There was no motor-boat in sight or hearing—not even the distant lights of one. The current was so strong that the Cameron twins went back among the islands where the water was smoother. Besides, it was much more romantic, Helen said wickedly, among the islands, and Chess and Ruth were more likely to remain in the tortuous passages.
The two laid a pretty direct course, however, for the Kingdom of Pipes. As they spied it, and drew nearer, Tom suddenly stopped paddling and held up his hand.
“What’s the matter?” demanded his sister, likewise raising her paddle out of the water.
“Listen,” warned Tom.
Faintly there came the noise of a motor-boat to their straining ears.
“Here they are!” shrilled Helen.
“Will you be still?” demanded her brother. “That’s not Copley’s boat.
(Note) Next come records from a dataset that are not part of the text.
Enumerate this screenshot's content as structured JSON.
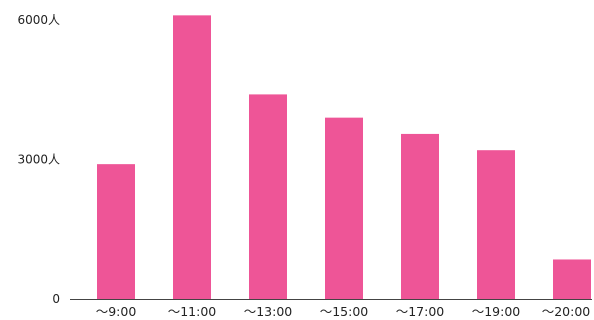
{
  "chart_data": {
    "type": "bar",
    "categories": [
      "〜9:00",
      "〜11:00",
      "〜13:00",
      "〜15:00",
      "〜17:00",
      "〜19:00",
      "〜20:00"
    ],
    "values": [
      2900,
      6100,
      4400,
      3900,
      3550,
      3200,
      850
    ],
    "ylim": [
      0,
      6000
    ],
    "yticks": [
      {
        "value": 0,
        "label": "0"
      },
      {
        "value": 3000,
        "label": "3000人"
      },
      {
        "value": 6000,
        "label": "6000人"
      }
    ],
    "title": "",
    "xlabel": "",
    "ylabel": "",
    "grid": false,
    "bar_color": "#ee5597",
    "axis_color": "#444444"
  }
}
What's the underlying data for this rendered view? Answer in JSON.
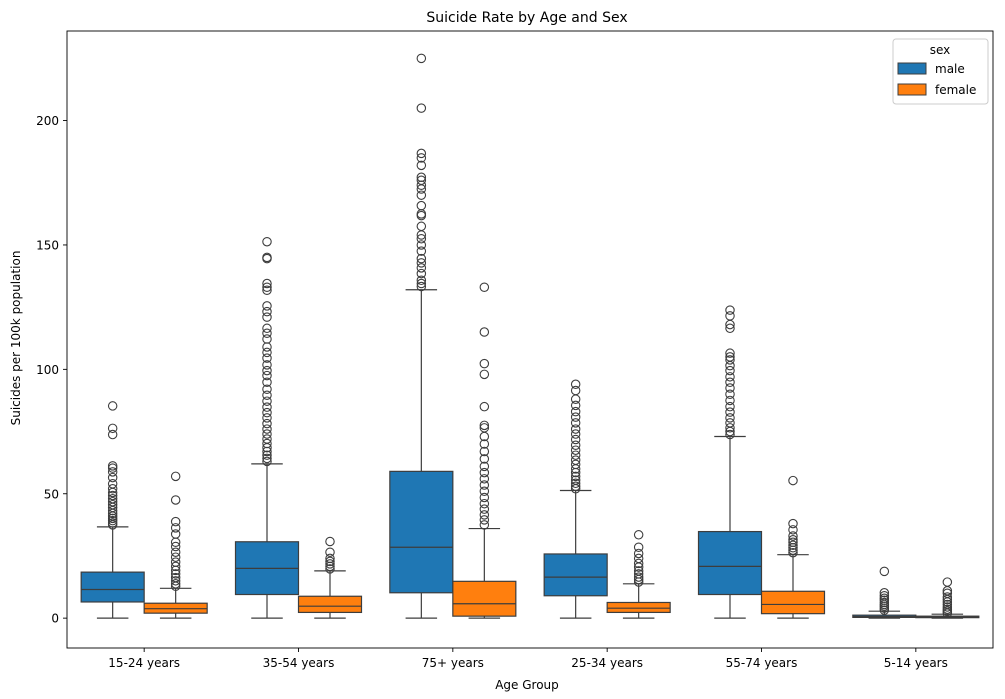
{
  "chart_data": {
    "type": "boxplot",
    "title": "Suicide Rate by Age and Sex",
    "xlabel": "Age Group",
    "ylabel": "Suicides per 100k population",
    "ylim": [
      -12,
      236
    ],
    "yticks": [
      0,
      50,
      100,
      150,
      200
    ],
    "grid": false,
    "legend": {
      "title": "sex",
      "placement": "top-right"
    },
    "categories": [
      "15-24 years",
      "35-54 years",
      "75+ years",
      "25-34 years",
      "55-74 years",
      "5-14 years"
    ],
    "series": [
      {
        "name": "male",
        "color": "#1f77b4",
        "stats": [
          {
            "min": 0,
            "q1": 6.5,
            "median": 11.5,
            "q3": 18.5,
            "whisker_high": 36.7,
            "outliers": [
              37.5,
              38.3,
              39.2,
              40.1,
              41.0,
              42.1,
              43.2,
              44.5,
              45.6,
              46.8,
              48.0,
              49.3,
              50.5,
              52.0,
              54.0,
              56.5,
              58.8,
              60.3,
              61.2,
              73.8,
              76.3,
              85.3
            ]
          },
          {
            "min": 0,
            "q1": 9.5,
            "median": 20.0,
            "q3": 30.7,
            "whisker_high": 62.0,
            "outliers": [
              63.0,
              64.2,
              65.5,
              67.0,
              68.5,
              70.2,
              72.0,
              74.0,
              76.0,
              78.2,
              80.5,
              82.6,
              84.8,
              87.2,
              89.6,
              92.0,
              94.8,
              97.5,
              99.5,
              101.8,
              104.5,
              106.8,
              109.0,
              112.2,
              114.5,
              116.5,
              121.0,
              123.2,
              125.5,
              131.8,
              133.0,
              134.5,
              144.5,
              145.0,
              151.3
            ]
          },
          {
            "min": 0,
            "q1": 10.2,
            "median": 28.5,
            "q3": 59.0,
            "whisker_high": 132.0,
            "outliers": [
              133.3,
              134.5,
              135.8,
              138.5,
              140.8,
              142.8,
              144.5,
              147.5,
              150.0,
              152.5,
              154.0,
              157.5,
              161.8,
              162.5,
              165.8,
              170.0,
              172.5,
              174.0,
              176.0,
              177.2,
              182.0,
              185.0,
              186.8,
              205.0,
              225.0
            ]
          },
          {
            "min": 0,
            "q1": 9.0,
            "median": 16.5,
            "q3": 25.8,
            "whisker_high": 51.3,
            "outliers": [
              52.0,
              53.0,
              54.2,
              55.5,
              57.0,
              58.5,
              60.0,
              61.8,
              63.5,
              65.5,
              67.5,
              69.5,
              71.8,
              74.0,
              76.0,
              78.5,
              80.8,
              83.0,
              85.5,
              88.0,
              91.5,
              94.0
            ]
          },
          {
            "min": 0,
            "q1": 9.5,
            "median": 20.8,
            "q3": 34.8,
            "whisker_high": 73.0,
            "outliers": [
              73.8,
              75.0,
              76.5,
              78.5,
              80.5,
              82.8,
              85.0,
              87.5,
              90.0,
              92.5,
              94.8,
              97.0,
              99.5,
              101.5,
              103.8,
              105.0,
              106.5,
              116.5,
              118.0,
              121.5,
              123.8
            ]
          },
          {
            "min": 0,
            "q1": 0.3,
            "median": 0.6,
            "q3": 1.2,
            "whisker_high": 2.8,
            "outliers": [
              3.2,
              4.0,
              4.8,
              5.5,
              6.3,
              7.2,
              8.0,
              9.0,
              10.2,
              18.8
            ]
          }
        ]
      },
      {
        "name": "female",
        "color": "#ff7f0e",
        "stats": [
          {
            "min": 0,
            "q1": 2.0,
            "median": 3.8,
            "q3": 6.0,
            "whisker_high": 12.0,
            "outliers": [
              12.8,
              13.8,
              15.0,
              16.3,
              17.8,
              19.2,
              20.8,
              22.5,
              24.5,
              26.5,
              28.8,
              30.5,
              33.8,
              36.3,
              38.8,
              47.5,
              57.0
            ]
          },
          {
            "min": 0,
            "q1": 2.3,
            "median": 4.8,
            "q3": 8.8,
            "whisker_high": 19.0,
            "outliers": [
              19.8,
              20.8,
              21.8,
              22.8,
              24.0,
              26.5,
              30.8
            ]
          },
          {
            "min": 0,
            "q1": 0.8,
            "median": 5.8,
            "q3": 14.8,
            "whisker_high": 36.0,
            "outliers": [
              37.5,
              39.5,
              41.5,
              43.8,
              46.0,
              48.5,
              51.0,
              53.5,
              56.0,
              58.5,
              61.0,
              64.0,
              67.0,
              70.0,
              73.0,
              76.5,
              77.5,
              85.0,
              98.0,
              102.3,
              115.0,
              133.0
            ]
          },
          {
            "min": 0,
            "q1": 2.3,
            "median": 4.0,
            "q3": 6.3,
            "whisker_high": 13.8,
            "outliers": [
              14.5,
              15.5,
              16.5,
              17.8,
              19.0,
              20.5,
              22.0,
              24.0,
              26.0,
              28.5,
              33.5
            ]
          },
          {
            "min": 0,
            "q1": 1.8,
            "median": 5.5,
            "q3": 10.8,
            "whisker_high": 25.5,
            "outliers": [
              26.3,
              27.3,
              28.3,
              29.3,
              30.5,
              31.5,
              33.0,
              35.5,
              38.0,
              55.3
            ]
          },
          {
            "min": 0,
            "q1": 0.2,
            "median": 0.4,
            "q3": 0.8,
            "whisker_high": 1.6,
            "outliers": [
              2.0,
              2.8,
              3.6,
              4.5,
              5.5,
              6.5,
              7.5,
              8.5,
              10.0,
              11.0,
              14.5
            ]
          }
        ]
      }
    ]
  }
}
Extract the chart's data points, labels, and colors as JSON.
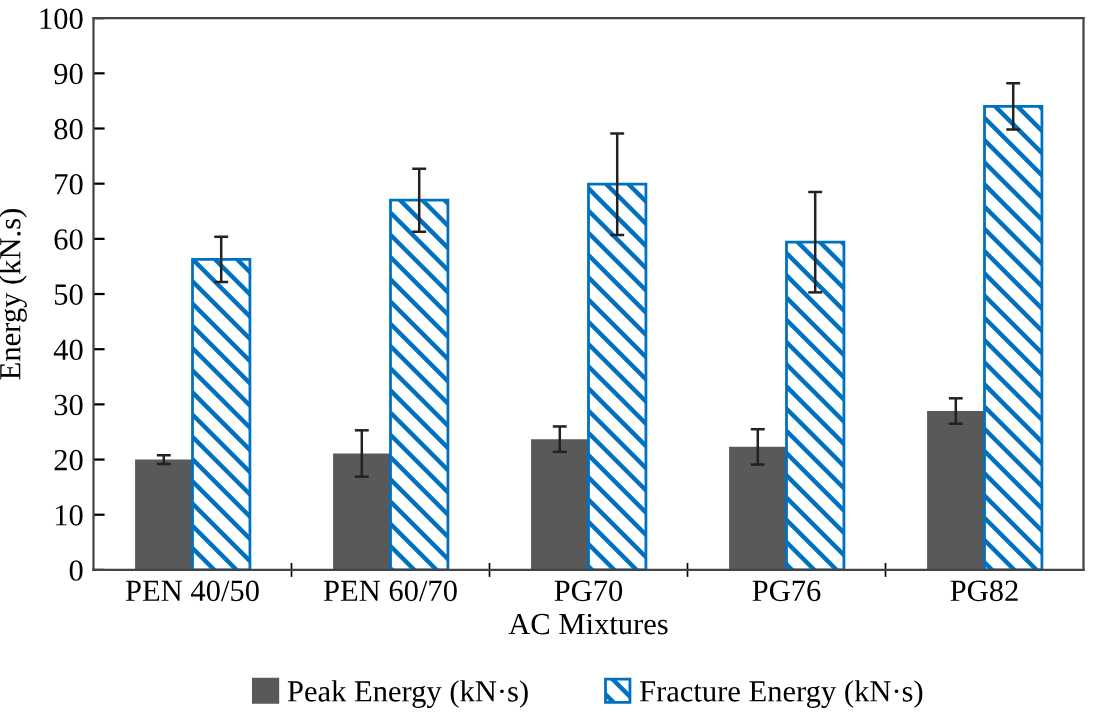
{
  "chart_data": {
    "type": "bar",
    "xlabel": "AC Mixtures",
    "ylabel": "Energy (kN.s)",
    "categories": [
      "PEN 40/50",
      "PEN 60/70",
      "PG70",
      "PG76",
      "PG82"
    ],
    "series": [
      {
        "name": "Peak Energy (kN·s)",
        "color": "#595959",
        "values": [
          20.0,
          21.1,
          23.7,
          22.3,
          28.8
        ],
        "errors": [
          0.8,
          4.2,
          2.3,
          3.2,
          2.3
        ]
      },
      {
        "name": "Fracture Energy (kN·s)",
        "color": "#0070c0",
        "values": [
          56.3,
          67.0,
          69.9,
          59.4,
          84.0
        ],
        "errors": [
          4.1,
          5.7,
          9.2,
          9.1,
          4.2
        ]
      }
    ],
    "ylim": [
      0,
      100
    ],
    "yticks": [
      0,
      10,
      20,
      30,
      40,
      50,
      60,
      70,
      80,
      90,
      100
    ],
    "grid": false,
    "legend": "bottom"
  }
}
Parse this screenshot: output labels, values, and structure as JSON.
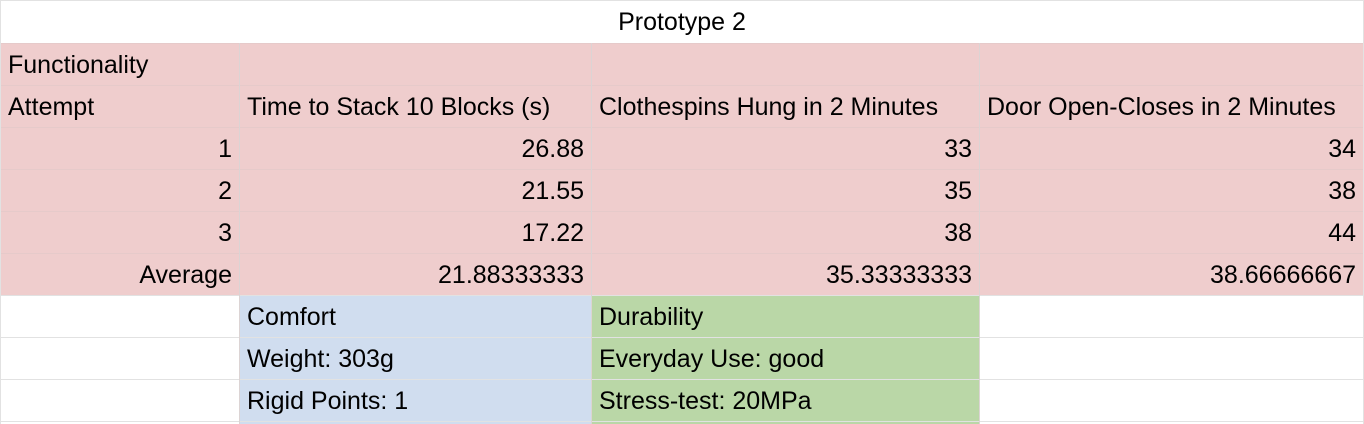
{
  "title": "Prototype 2",
  "functionality": {
    "section_label": "Functionality",
    "headers": [
      "Attempt",
      "Time to Stack 10 Blocks (s)",
      "Clothespins Hung in 2 Minutes",
      "Door Open-Closes in 2 Minutes"
    ],
    "rows": [
      [
        "1",
        "26.88",
        "33",
        "34"
      ],
      [
        "2",
        "21.55",
        "35",
        "38"
      ],
      [
        "3",
        "17.22",
        "38",
        "44"
      ],
      [
        "Average",
        "21.88333333",
        "35.33333333",
        "38.66666667"
      ]
    ]
  },
  "comfort": {
    "label": "Comfort",
    "items": [
      "Weight: 303g",
      "Rigid Points: 1"
    ]
  },
  "durability": {
    "label": "Durability",
    "items": [
      "Everyday Use: good",
      "Stress-test: 20MPa"
    ]
  },
  "colors": {
    "functionality_fill": "#efcdcd",
    "comfort_fill": "#d0ddef",
    "durability_fill": "#bad7a7",
    "gridline": "#e2e2e2"
  }
}
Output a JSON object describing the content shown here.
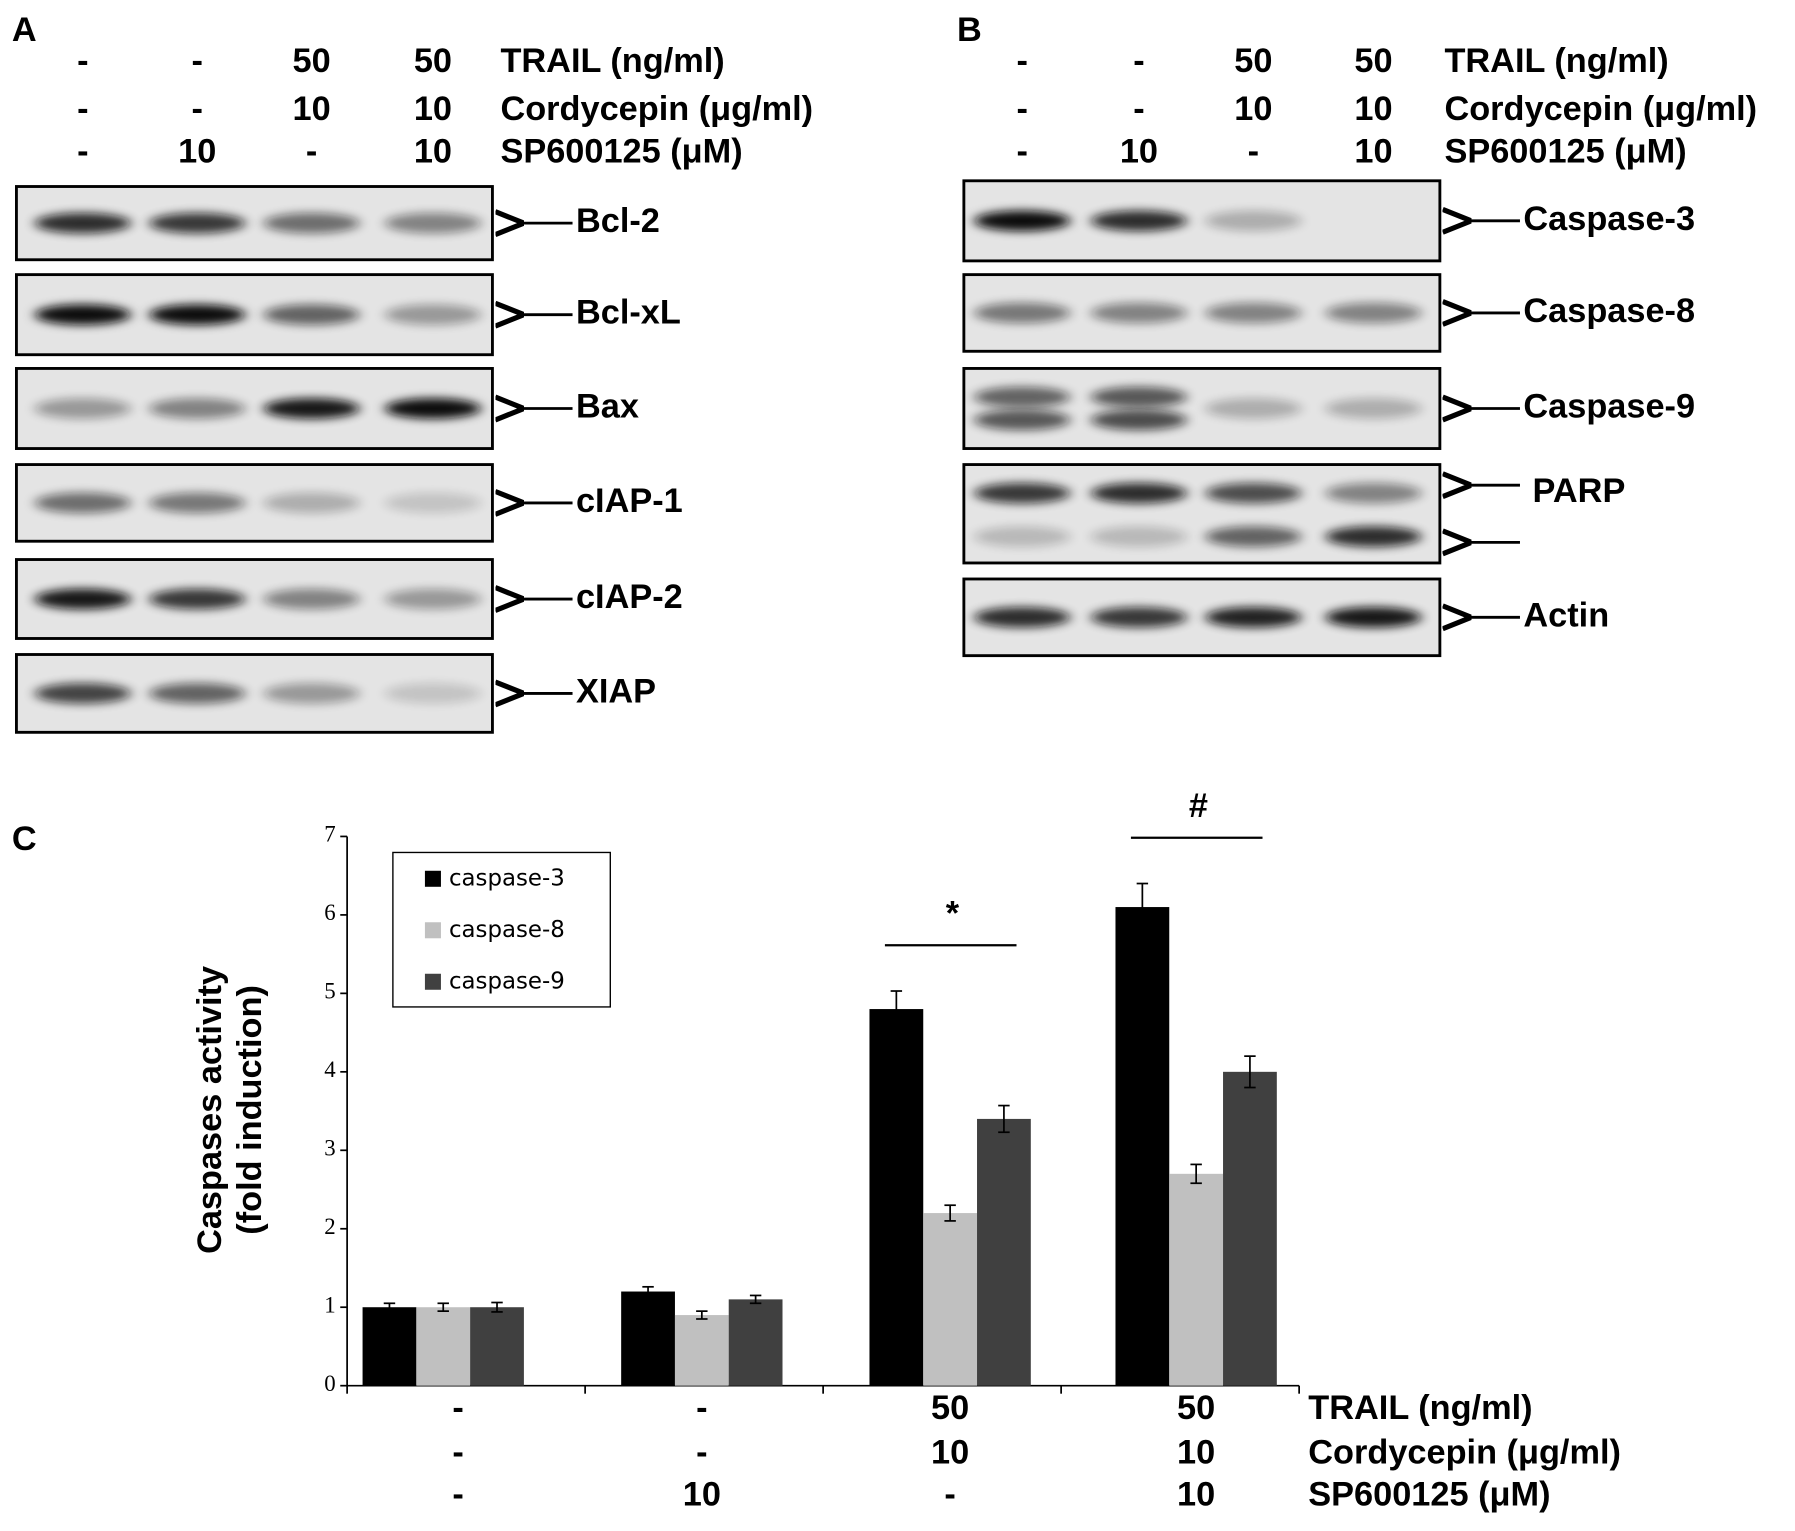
{
  "panel_a": {
    "label": "A",
    "treatments": [
      {
        "name": "TRAIL (ng/ml)",
        "values": [
          "-",
          "-",
          "50",
          "50"
        ]
      },
      {
        "name": "Cordycepin (μg/ml)",
        "values": [
          "-",
          "-",
          "10",
          "10"
        ]
      },
      {
        "name": "SP600125 (μM)",
        "values": [
          "-",
          "10",
          "-",
          "10"
        ]
      }
    ],
    "blots": [
      "Bcl-2",
      "Bcl-xL",
      "Bax",
      "cIAP-1",
      "cIAP-2",
      "XIAP"
    ]
  },
  "panel_b": {
    "label": "B",
    "treatments": [
      {
        "name": "TRAIL (ng/ml)",
        "values": [
          "-",
          "-",
          "50",
          "50"
        ]
      },
      {
        "name": "Cordycepin (μg/ml)",
        "values": [
          "-",
          "-",
          "10",
          "10"
        ]
      },
      {
        "name": "SP600125 (μM)",
        "values": [
          "-",
          "10",
          "-",
          "10"
        ]
      }
    ],
    "blots": [
      "Caspase-3",
      "Caspase-8",
      "Caspase-9",
      "PARP",
      "Actin"
    ]
  },
  "chart_data": {
    "type": "bar",
    "panel_label": "C",
    "ylabel_lines": [
      "Caspases activity",
      "(fold induction)"
    ],
    "categories": [
      null,
      null,
      null,
      null
    ],
    "series": [
      {
        "name": "caspase-3",
        "color": "#000000",
        "values": [
          1.0,
          1.2,
          4.8,
          6.1
        ],
        "errors": [
          0.05,
          0.06,
          0.23,
          0.3
        ]
      },
      {
        "name": "caspase-8",
        "color": "#c0c0c0",
        "values": [
          1.0,
          0.9,
          2.2,
          2.7
        ],
        "errors": [
          0.05,
          0.05,
          0.1,
          0.12
        ]
      },
      {
        "name": "caspase-9",
        "color": "#404040",
        "values": [
          1.0,
          1.1,
          3.4,
          4.0
        ],
        "errors": [
          0.06,
          0.05,
          0.17,
          0.2
        ]
      }
    ],
    "ylim": [
      0,
      7
    ],
    "yticks": [
      0,
      1,
      2,
      3,
      4,
      5,
      6,
      7
    ],
    "treatments": [
      {
        "name": "TRAIL (ng/ml)",
        "values": [
          "-",
          "-",
          "50",
          "50"
        ]
      },
      {
        "name": "Cordycepin (μg/ml)",
        "values": [
          "-",
          "-",
          "10",
          "10"
        ]
      },
      {
        "name": "SP600125 (μM)",
        "values": [
          "-",
          "10",
          "-",
          "10"
        ]
      }
    ],
    "annotations": [
      {
        "text": "*",
        "group": 2
      },
      {
        "text": "#",
        "group": 3
      }
    ]
  }
}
It’s a deal bigger craft. She’s on the other side of the island.”
Helen leaned forward and caught at his sleeve. “Look there!” she whispered. “There is the Lauriette.”
She had been the first to see the outline of the Copley launch moored close to the shore of the island at its upper end.
“They’ve gone ashore,” said Tom. “Where can they be? If that other boat is approaching this island——”
“Oh, Tom! The pirates!”
“Oh, fudge!”
“The smugglers, then. Chess said he believed there were smugglers here.”
“What do they smuggle?” demanded Tom with some scorn.
“I don’t know. He did not seem very clear about it.”
“Just the same,” Tom observed, sinking his paddle again in the water, “there may be trouble in the air.”
“Trouble on the river, I guess you mean,” giggled Helen.
But she giggled because she was excited and nervous. She was quite as alarmed as Tom was over the possibility that Chess and Ruth had got into some difficulty on the King of the Pipes’ island.